Why boys need to have conversations about emotional intimacy in classrooms

Why boys need to have conversations about emotional intimacy in classrooms

Last month, Tom Porton, an award-winning, veteran Bronx high school teacher, handed in his resignation after colliding with the school's principal. Porton had distributed HIV/AIDS education fliers listing nonsexual ways of "Making Love Without Doin' It" (including advice to "read a book together").

theconversation.com

"American boys end up paying a price for a culture that does not support their needs for intimacy.
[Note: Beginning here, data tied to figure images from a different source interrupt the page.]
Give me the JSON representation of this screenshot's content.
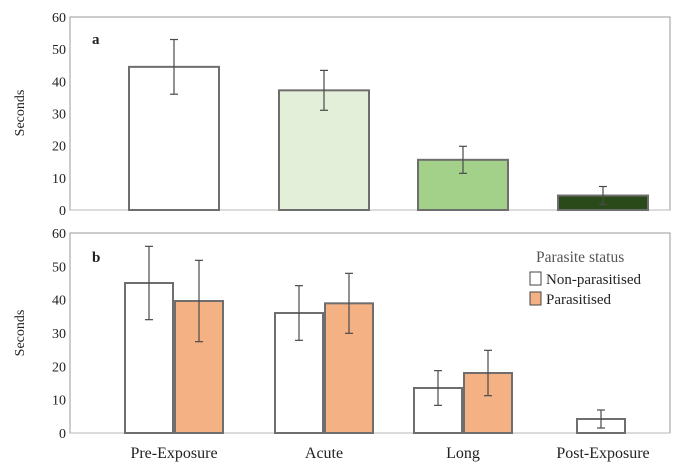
{
  "colors": {
    "axis": "#b8b8b8",
    "panel_border": "#9a9a9a",
    "bar_stroke": "#6e6e6e",
    "error": "#4a4a4a",
    "text": "#222222",
    "legend_title": "#555555"
  },
  "chart_data": [
    {
      "type": "bar",
      "panel_label": "a",
      "ylabel": "Seconds",
      "ylim": [
        0,
        60
      ],
      "yticks": [
        "0",
        "10",
        "20",
        "30",
        "40",
        "50",
        "60"
      ],
      "categories": [
        "Pre-Exposure",
        "Acute",
        "Long",
        "Post-Exposure"
      ],
      "series": [
        {
          "values": [
            44.5,
            37.2,
            15.6,
            4.5
          ],
          "error": [
            8.5,
            6.2,
            4.2,
            2.8
          ],
          "colors": [
            "#ffffff",
            "#e3efd8",
            "#a3d189",
            "#2a4a1a"
          ]
        }
      ],
      "grid": false,
      "legend": "none"
    },
    {
      "type": "bar",
      "panel_label": "b",
      "ylabel": "Seconds",
      "ylim": [
        0,
        60
      ],
      "yticks": [
        "0",
        "10",
        "20",
        "30",
        "40",
        "50",
        "60"
      ],
      "categories": [
        "Pre-Exposure",
        "Acute",
        "Long",
        "Post-Exposure"
      ],
      "series": [
        {
          "name": "Non-parasitised",
          "color": "#ffffff",
          "values": [
            45.0,
            36.0,
            13.5,
            4.2
          ],
          "error": [
            11.0,
            8.2,
            5.2,
            2.7
          ]
        },
        {
          "name": "Parasitised",
          "color": "#f4b183",
          "values": [
            39.6,
            38.9,
            18.0,
            null
          ],
          "error": [
            12.2,
            9.0,
            6.8,
            null
          ]
        }
      ],
      "legend_title": "Parasite status",
      "legend": "top-right",
      "grid": false
    }
  ]
}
For the issue is that while boys crave closeness, they are expected to act as if they are emotionally invulnerable. Among the American boys I interviewed, I observed a conflict between their desires and the prevailing masculinity norms – if they admit to valuing romantic love, they risk being viewed as “unmasculine.”

Unrealistic and unfair expectations about boys’ lack of emotional vulnerability, in turn, make it harder for them to navigate both platonic and romantic relationships. One studyfound that as boys move through the teenage years, masculinity norms (beliefs that men should be tough and not behave in ways marked as “feminine”), particularly the stigma of homosexuality, make it harder to maintain close same-sex friendships, leaving boys lonely and sometimes depressed.

With less practice sustaining intimacy, boys enter romantic relationships less confident and less skilled. Ironically, many boys end up less prepared for, but more emotionally reliant on, heterosexual contacts."